No doubt in many cases the testator has for the moment forgotten or overlooked material facts and circumstances which he well knew. And the consequence sometimes is that he uses words which express an intention which he would not have wished to express, and would have altered if he had been reminded of the facts and circumstances. But the Court is to construe the Will as made by the testator, not to make a Will for him; and therefore it is bound to execute his expressed intention, even if there is great reason to believe that he has, by blunder, expressed what he did not mean....

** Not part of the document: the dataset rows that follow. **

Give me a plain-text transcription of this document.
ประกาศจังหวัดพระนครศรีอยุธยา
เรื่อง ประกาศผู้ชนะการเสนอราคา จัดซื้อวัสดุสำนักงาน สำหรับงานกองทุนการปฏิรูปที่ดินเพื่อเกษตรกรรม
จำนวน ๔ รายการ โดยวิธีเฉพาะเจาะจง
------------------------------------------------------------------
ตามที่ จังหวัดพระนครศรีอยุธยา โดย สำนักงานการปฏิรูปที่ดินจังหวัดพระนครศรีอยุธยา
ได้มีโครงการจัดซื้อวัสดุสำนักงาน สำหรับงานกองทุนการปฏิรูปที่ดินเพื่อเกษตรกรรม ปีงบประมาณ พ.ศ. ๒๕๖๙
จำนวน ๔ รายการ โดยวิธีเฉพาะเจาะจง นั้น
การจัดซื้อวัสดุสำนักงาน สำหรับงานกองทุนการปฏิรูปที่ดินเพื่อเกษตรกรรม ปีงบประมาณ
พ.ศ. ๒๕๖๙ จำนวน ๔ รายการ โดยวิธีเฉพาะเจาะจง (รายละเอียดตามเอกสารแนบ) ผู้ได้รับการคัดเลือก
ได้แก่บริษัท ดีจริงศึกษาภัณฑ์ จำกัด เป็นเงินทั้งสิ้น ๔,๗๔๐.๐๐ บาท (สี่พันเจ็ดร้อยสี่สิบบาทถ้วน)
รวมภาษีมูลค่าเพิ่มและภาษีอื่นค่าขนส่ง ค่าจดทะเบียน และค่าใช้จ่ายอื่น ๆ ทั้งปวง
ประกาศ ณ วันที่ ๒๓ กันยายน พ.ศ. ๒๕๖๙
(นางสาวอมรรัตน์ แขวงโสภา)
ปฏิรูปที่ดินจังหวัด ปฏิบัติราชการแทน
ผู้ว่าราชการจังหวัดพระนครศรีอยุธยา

We apprehend that no precise line can be drawn, but that the Court must, in each case, apply the admitted rules to the case in hand; not deviating from the literal sense of the words without sufficient reason, or more than is justified; yet not adhering slavishly to them, when to do so would obviously defeat the intention which may be collected from the whole Will."

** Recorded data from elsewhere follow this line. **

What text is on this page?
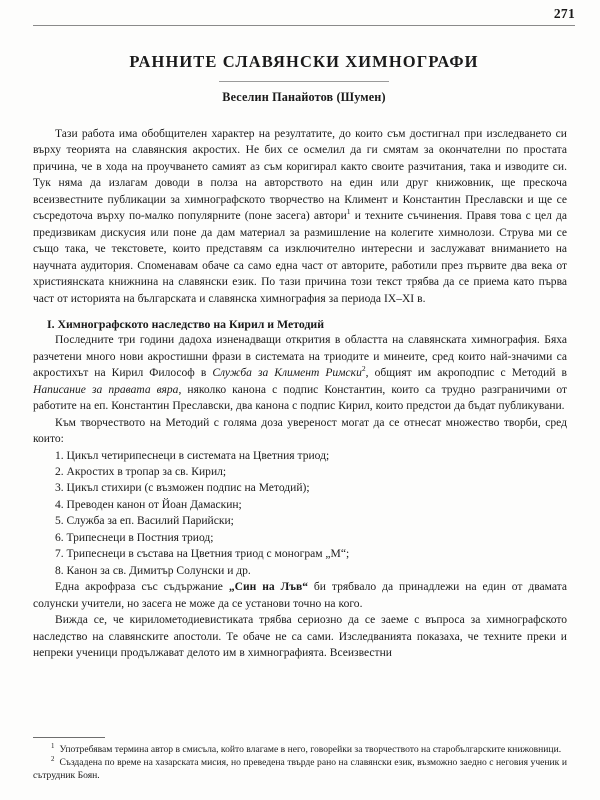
271
РАННИТЕ СЛАВЯНСКИ ХИМНОГРАФИ

Веселин Панайотов (Шумен)

Тази работа има обобщителен характер на резултатите, до които съм достигнал при изследването си върху теорията на славянския акростих. Не бих се осмелил да ги смятам за окончателни по простата причина, че в хода на проучването самият аз съм коригирал както своите разчитания, така и изводите си. Тук няма да излагам доводи в полза на авторството на един или друг книжовник, ще прескоча всеизвестните публикации за химнографското творчество на Климент и Константин Преславски и ще се съсредоточа върху по-малко популярните (поне засега) автори$^1$ и техните съчинения. Правя това с цел да предизвикам дискусия или поне да дам материал за размишление на колегите химнолози. Струва ми се също така, че текстовете, които представям са изключително интересни и заслужават вниманието на научната аудитория. Споменавам обаче са само една част от авторите, работили през първите два века от християнската книжнина на славянски език. По тази причина този текст трябва да се приема като първа част от историята на българската и славянска химнография за периода IX–XI в.

I. Химнографското наследство на Кирил и Методий

Последните три години дадоха изненадващи открития в областта на славянската химнография. Бяха разчетени много нови акростишни фрази в системата на триодите и минеите, сред които най-значими са акростихът на Кирил Философ в Служба за Климент Римски$^2$, общият им акроподпис с Методий в Написание за правата вяра, няколко канона с подпис Константин, които са трудно разграничими от работите на еп. Константин Преславски, два канона с подпис Кирил, които предстои да бъдат публикувани.

Към творчеството на Методий с голяма доза увереност могат да се отнесат множество творби, сред които:

1. Цикъл четирипеснеци в системата на Цветния триод;
2. Акростих в тропар за св. Кирил;
3. Цикъл стихири (с възможен подпис на Методий);
4. Преводен канон от Йоан Дамаскин;
5. Служба за еп. Василий Парийски;
6. Трипеснеци в Постния триод;
7. Трипеснеци в състава на Цветния триод с монограм „М“;
8. Канон за св. Димитър Солунски и др.

Една акрофраза със съдържание „Син на Лъв“ би трябвало да принадлежи на един от двамата солунски учители, но засега не може да се установи точно на кого.

Вижда се, че кирилометодиевистиката трябва сериозно да се заеме с въпроса за химнографското наследство на славянските апостоли. Те обаче не са сами. Изследванията показаха, че техните преки и непреки ученици продължават делото им в химнографията. Всеизвестни

$^1$ Употребявам термина автор в смисъла, който влагаме в него, говорейки за творчеството на старобългарските книжовници.

$^2$ Създадена по време на хазарската мисия, но преведена твърде рано на славянски език, възможно заедно с неговия ученик и сътрудник Боян.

25 A court of construction cannot omit or insert words, and will not admit evidence showing that different words were intended to be used in the will: Tatham v Huxtable [1950] HCA 56; (1950) 81 CLR 639, at 645, 651. Words are usually given their ordinary grammatical meaning, but this depends on the context: Towns v Wentworth [1858] EngR 371; (1858) 11 Moo PC 526 [14 ER 794]; Perpetual Trustee Co Ltd v Archbold (1946) 46 SR (NSW) 327.
26 Pursuant to the principle of construction sometimes called the "armchair" principle, extrinsic evidence is admissible not only to remove ambiguity in the language used, but to establish the testator's situation at the time of the will and the context in which he expressed his testamentary intention: Boyes v Cook (1880) 14 Ch D 53, at 56; Day v Collins [1925] NZLR 280; Harris v Ashdown (1985) 3 NSWLR 193.
27 Counsel for both defendants referred me to the well-known presumption against an intestacy, by which a court will lean against finding an intestacy and will not presume that the testator meant to die partially intestate if, on a fair construction, there is reason for saying the contrary: Fell v Fell [1922] HCA 55; (1922) 31 CLR 268, at 275-6; Kirby-Smith v Parnell [1903] 1 Ch 483, 489-490. Consequently the Court will lean to avoid the finding that a gifts is uncertain and void, and where there is only a slight reason to favour one ambiguous construction over another, the Court will do so if that construction avoids intestacy, on the basis that it is closer to the testator's intention than intestacy: Re Ansell; Wardlaw v Ekblade [1947] Tas SR 36; Gerhardy v South Australian Auxiliary to British and Foreign Bible Society Inc (1982) 30 SASR 12, at 26.
28 However, the presumption against intestacy is not a strong presumption, and the Court should not "lean too heavily against a construction that produces an intestacy; and certainly cannot, in order to avoid that result, misconstrue the language of the instrument": Re Wragg Dec'd [1959] 1 WLR 922, at 929 per Lord Evershed MR; Marks v Pope [2001] NSWSC 105 (5 March 2001), paragraph [17] per Young J. In Re Wragg a professionally drafted will provided that the trustees were to hold the estate on trust to pay a weekly sum to the widow, and another weekly sum to the deceased's brother, and "after the death of" the widow, and after setting aside a sufficient part of the estate to pay the brother's annuity, to divide the residuary estate into seven parts. Although Lord Evershed acknowledged a "natural inclination against a result that means that the draftsman left a lacuna in his draft", the Court held that, on the proper construction of the will, the surplus income was not disposed of during the wife's life.